Kegiatan ini dihadiri sekitar 700 warga Gresik yang tersebar di wilayah Jabodetabek.
Dengan mengusung tema “Gresik Nyawiji: Sinergi Perantau Berdaya, Melestarikan Tradisi dan Budaya Daerah di Kancah Nasional” ini berlangsung meriah dengan rangkaian acara halal bihalal, pertunjukan seni budaya, talkshow, hingga peluncuran buku.
Acara ini menjadi ajang silaturahmi lintas generasi sekaligus memperkuat identitas budaya dan jajaran diaspora Gresik di wilayah Jabodetabek.
Dalam kesempatan ini, turut dihadiri oleh sejumlah tokoh, seperti Menteri Bidang Koordinator Bidang Pembangunan manusia dan Kebudayaan Pratikno, anggota DPR RI Jazilul Fawaid dan falah Amru, Deputi Bappenas Amich Alhumami, serta ketua DPRD Gresik Syahrul Munir.
Menuju Gresik Emas
Dalam sambutannya, Jazilul menyampaikan bahwa, upaya menuju Gresik Emas harus dimulai dari penguatan sumber daya manusia melalui pendidikan.
Ia juga menyebut gagasan pembangunan Kampus USG serta bagian dari penguatan ekosistem pendidikan.
Pandangannya tersebut juga didukung oleh Imam Subchi yang menilai bahwa, pendidikan merupakan pondasi utama bagi kemajuan daerah.
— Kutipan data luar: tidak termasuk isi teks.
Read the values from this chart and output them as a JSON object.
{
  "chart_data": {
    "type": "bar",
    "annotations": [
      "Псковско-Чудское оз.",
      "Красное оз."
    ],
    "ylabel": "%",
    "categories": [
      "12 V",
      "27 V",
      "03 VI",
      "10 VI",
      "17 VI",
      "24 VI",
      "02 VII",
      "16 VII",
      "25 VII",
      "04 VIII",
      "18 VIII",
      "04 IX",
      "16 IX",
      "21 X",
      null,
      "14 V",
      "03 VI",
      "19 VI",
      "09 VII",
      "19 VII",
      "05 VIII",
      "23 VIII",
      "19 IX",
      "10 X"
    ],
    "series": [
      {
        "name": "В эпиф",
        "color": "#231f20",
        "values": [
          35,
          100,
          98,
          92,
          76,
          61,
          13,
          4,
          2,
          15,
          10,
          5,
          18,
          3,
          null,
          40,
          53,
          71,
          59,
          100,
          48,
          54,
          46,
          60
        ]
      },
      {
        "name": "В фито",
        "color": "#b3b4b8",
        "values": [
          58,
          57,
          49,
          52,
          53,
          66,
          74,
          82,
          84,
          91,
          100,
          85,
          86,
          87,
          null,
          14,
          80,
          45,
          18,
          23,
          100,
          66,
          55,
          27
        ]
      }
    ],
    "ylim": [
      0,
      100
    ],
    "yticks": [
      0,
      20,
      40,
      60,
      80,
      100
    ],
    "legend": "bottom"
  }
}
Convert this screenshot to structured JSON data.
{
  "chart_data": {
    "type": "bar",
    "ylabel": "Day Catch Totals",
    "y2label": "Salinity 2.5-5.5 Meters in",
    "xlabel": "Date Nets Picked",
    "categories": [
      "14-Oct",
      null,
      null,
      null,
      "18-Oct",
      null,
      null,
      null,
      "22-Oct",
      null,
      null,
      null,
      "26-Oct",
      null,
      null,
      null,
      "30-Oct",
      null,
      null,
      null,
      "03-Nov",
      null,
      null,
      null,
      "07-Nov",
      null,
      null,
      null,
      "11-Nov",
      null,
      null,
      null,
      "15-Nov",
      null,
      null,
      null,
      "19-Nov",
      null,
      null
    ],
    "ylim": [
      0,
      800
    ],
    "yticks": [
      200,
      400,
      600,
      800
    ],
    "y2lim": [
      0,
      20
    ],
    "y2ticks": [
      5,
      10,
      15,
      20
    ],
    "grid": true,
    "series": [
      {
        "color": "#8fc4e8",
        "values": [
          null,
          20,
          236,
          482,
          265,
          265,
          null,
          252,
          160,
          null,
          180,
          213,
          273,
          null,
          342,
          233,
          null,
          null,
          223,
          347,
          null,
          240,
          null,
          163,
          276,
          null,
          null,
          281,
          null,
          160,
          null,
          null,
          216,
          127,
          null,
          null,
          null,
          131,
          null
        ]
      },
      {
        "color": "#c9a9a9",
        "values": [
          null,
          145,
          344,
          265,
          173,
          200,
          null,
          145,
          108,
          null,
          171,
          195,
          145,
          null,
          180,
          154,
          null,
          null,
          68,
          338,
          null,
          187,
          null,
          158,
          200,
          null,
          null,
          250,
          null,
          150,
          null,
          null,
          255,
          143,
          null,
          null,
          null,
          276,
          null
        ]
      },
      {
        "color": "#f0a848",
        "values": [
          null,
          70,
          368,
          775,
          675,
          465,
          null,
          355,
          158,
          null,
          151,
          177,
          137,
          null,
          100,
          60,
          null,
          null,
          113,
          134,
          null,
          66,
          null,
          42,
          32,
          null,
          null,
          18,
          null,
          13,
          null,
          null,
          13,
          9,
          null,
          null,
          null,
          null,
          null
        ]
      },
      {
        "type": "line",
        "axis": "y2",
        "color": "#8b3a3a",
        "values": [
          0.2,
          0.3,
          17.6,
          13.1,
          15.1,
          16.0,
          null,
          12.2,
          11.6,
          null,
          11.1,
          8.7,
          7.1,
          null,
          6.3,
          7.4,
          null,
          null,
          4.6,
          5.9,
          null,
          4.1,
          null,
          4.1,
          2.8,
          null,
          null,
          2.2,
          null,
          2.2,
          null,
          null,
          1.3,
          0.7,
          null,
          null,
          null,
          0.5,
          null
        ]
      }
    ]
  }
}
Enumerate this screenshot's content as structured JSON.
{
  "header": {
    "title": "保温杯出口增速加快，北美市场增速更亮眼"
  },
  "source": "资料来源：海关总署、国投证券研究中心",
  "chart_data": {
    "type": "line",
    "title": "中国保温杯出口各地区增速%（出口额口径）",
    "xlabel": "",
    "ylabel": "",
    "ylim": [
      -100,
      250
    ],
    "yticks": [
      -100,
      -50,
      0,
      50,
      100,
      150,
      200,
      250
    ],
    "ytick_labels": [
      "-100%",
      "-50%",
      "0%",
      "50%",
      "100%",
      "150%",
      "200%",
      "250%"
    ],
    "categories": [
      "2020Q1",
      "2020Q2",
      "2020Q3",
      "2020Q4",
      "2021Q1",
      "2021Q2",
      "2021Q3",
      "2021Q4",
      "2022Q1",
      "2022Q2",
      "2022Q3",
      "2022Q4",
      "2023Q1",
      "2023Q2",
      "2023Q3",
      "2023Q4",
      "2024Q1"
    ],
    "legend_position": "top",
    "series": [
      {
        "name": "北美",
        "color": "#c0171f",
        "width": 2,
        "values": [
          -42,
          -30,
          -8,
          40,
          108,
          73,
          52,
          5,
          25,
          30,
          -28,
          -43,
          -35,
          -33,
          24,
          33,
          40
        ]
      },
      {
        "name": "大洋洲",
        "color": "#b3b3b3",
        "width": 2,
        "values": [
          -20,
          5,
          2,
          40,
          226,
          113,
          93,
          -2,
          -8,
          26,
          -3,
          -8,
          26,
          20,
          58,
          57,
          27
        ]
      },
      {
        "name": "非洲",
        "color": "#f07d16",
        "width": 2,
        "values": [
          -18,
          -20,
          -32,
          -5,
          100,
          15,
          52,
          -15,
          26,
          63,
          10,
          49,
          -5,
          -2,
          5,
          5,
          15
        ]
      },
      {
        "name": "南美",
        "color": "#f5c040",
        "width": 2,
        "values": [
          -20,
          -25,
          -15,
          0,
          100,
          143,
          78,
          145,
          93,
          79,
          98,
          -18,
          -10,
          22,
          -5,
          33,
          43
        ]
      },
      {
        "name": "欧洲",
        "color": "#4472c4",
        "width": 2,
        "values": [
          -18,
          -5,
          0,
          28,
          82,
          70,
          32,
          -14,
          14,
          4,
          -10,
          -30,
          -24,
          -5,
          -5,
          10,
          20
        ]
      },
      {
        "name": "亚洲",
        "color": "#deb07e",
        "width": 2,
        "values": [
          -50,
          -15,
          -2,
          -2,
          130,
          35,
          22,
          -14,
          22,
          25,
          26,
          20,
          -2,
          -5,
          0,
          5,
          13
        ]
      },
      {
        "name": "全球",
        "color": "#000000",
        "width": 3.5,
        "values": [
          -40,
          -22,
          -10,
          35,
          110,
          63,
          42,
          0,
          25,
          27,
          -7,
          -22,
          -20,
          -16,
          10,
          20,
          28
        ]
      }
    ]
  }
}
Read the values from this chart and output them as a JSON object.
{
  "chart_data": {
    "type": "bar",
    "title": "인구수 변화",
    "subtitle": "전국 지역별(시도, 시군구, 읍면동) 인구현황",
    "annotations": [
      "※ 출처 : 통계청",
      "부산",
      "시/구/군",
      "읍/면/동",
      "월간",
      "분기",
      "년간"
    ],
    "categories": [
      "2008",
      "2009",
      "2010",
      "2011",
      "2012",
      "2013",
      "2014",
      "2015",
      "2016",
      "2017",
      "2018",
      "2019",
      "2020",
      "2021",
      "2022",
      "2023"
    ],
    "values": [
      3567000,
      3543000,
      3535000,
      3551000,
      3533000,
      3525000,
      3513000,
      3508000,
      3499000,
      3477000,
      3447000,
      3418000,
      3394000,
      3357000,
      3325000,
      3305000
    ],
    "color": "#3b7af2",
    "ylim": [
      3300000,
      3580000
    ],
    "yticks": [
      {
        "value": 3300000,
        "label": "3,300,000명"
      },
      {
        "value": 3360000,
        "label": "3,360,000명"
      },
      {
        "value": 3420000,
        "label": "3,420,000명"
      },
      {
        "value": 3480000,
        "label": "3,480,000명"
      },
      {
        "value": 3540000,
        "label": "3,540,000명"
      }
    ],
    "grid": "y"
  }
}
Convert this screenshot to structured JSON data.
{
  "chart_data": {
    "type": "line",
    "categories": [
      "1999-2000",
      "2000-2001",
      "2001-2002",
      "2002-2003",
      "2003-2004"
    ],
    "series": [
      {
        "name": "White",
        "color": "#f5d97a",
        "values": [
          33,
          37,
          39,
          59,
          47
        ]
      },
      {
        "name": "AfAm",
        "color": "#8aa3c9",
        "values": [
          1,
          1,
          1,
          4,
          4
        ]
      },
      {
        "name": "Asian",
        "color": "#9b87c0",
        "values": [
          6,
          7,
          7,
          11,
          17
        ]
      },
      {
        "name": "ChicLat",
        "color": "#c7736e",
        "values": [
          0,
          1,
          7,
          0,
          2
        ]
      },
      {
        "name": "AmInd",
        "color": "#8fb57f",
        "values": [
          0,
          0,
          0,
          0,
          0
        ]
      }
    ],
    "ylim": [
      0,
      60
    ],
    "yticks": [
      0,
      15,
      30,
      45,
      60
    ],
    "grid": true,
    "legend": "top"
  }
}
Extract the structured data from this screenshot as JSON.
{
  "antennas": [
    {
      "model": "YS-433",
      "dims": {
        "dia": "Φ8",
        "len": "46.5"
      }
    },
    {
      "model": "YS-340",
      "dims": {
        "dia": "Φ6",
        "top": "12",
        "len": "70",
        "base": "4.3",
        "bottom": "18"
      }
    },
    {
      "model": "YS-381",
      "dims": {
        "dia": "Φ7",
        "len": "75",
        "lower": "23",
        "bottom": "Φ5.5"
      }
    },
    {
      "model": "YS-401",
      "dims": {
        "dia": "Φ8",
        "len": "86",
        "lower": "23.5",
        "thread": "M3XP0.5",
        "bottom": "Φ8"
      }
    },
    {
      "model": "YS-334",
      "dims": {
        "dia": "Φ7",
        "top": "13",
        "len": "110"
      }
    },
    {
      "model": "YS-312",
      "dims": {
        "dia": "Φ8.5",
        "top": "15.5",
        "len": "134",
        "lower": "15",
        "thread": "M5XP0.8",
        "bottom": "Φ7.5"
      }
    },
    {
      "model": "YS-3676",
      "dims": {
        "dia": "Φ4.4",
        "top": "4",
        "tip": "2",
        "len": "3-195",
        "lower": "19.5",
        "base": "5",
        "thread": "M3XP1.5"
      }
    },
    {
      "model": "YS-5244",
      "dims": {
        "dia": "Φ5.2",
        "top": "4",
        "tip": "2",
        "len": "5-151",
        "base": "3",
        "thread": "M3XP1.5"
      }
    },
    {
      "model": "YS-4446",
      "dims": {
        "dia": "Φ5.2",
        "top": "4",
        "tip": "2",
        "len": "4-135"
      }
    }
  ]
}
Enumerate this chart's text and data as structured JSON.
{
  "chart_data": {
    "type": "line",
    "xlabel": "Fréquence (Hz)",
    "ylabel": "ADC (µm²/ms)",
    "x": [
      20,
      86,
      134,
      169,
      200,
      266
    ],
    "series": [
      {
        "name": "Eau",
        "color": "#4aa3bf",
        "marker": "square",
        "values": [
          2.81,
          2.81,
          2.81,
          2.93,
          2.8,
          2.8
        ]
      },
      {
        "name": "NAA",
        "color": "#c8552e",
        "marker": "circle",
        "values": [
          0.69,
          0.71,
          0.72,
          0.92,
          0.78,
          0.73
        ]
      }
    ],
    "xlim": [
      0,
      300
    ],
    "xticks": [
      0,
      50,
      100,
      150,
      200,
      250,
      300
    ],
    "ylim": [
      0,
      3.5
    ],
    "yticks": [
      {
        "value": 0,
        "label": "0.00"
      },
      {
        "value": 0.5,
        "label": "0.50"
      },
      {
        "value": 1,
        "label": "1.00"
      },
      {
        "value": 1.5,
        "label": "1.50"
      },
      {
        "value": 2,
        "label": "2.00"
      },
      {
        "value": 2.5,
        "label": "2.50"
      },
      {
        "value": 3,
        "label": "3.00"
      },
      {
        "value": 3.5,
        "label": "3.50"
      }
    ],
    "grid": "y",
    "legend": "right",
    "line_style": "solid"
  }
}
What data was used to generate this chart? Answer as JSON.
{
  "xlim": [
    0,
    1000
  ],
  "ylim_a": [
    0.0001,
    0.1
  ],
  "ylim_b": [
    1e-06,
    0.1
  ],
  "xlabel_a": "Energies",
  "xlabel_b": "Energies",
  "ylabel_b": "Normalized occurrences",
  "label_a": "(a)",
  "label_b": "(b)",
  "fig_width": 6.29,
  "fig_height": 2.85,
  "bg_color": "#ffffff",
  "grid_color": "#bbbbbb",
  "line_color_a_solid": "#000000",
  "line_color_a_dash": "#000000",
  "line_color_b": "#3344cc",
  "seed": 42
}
Menurutnya, pelestarian budaya harus berjalan beriringan dengan penguatan pendidikan.
Dalam sesi talkshow, para narasumber menyampaikan pesan kepada Pemerintah Kabupaten Gresik melalui Ketua DPRD Gresik untuk diteruskan kepada Bupati Gresik.
Pesan tersebut menekankan sinergi antara pemerintah daerah, tokoh masyarakat, diaspora, akademisi, ulama, dan dunia usaha dalam pembangunan pendidikan, kebudayaan, ekonomi, dan pembangunan daerah.
Selain itu, kegiatan ini juga menjadi momentum pengukuhan Pengurus Paguyuban Warga Gresik di Jabodetabek periode 2025–2028 yang diketuai oleh Masbukhin Pradhana.
Masbukhin Pradhana menyampaikan bahwa paguyuban akan diarahkan sebagai wadah silaturahmi sekaligus ruang kontribusi di bidang pendidikan, budaya, ekonomi, sosial, dan pembangunan daerah.
Ia juga menyampaikan harapan agar kegiatan serupa dapat kembali menjadi agenda rutin tahunan.
Semangat kita adalah nyawiji, bersatu. Diaspora Gresik di Jabodetabek memiliki potensi besar untuk ikut membangun Gresik yang lebih baik, lebih maju, dan lebih bermartabat. Semoga kegiatan ini dapat menjadi agenda rutin tahunan sebagai ruang silaturahmi dan kontribusi warga Gresik di perantauan,”
tutur Masbukhin.
Festival ini menjadi momentum penting dalam mempererat persaudaraan sekaligus menegaskan peran diaspora sebagai kekuatan sosial, budaya, intelektual, dan ekonomi dalam menyongsong Gresik Emas di masa mendatang.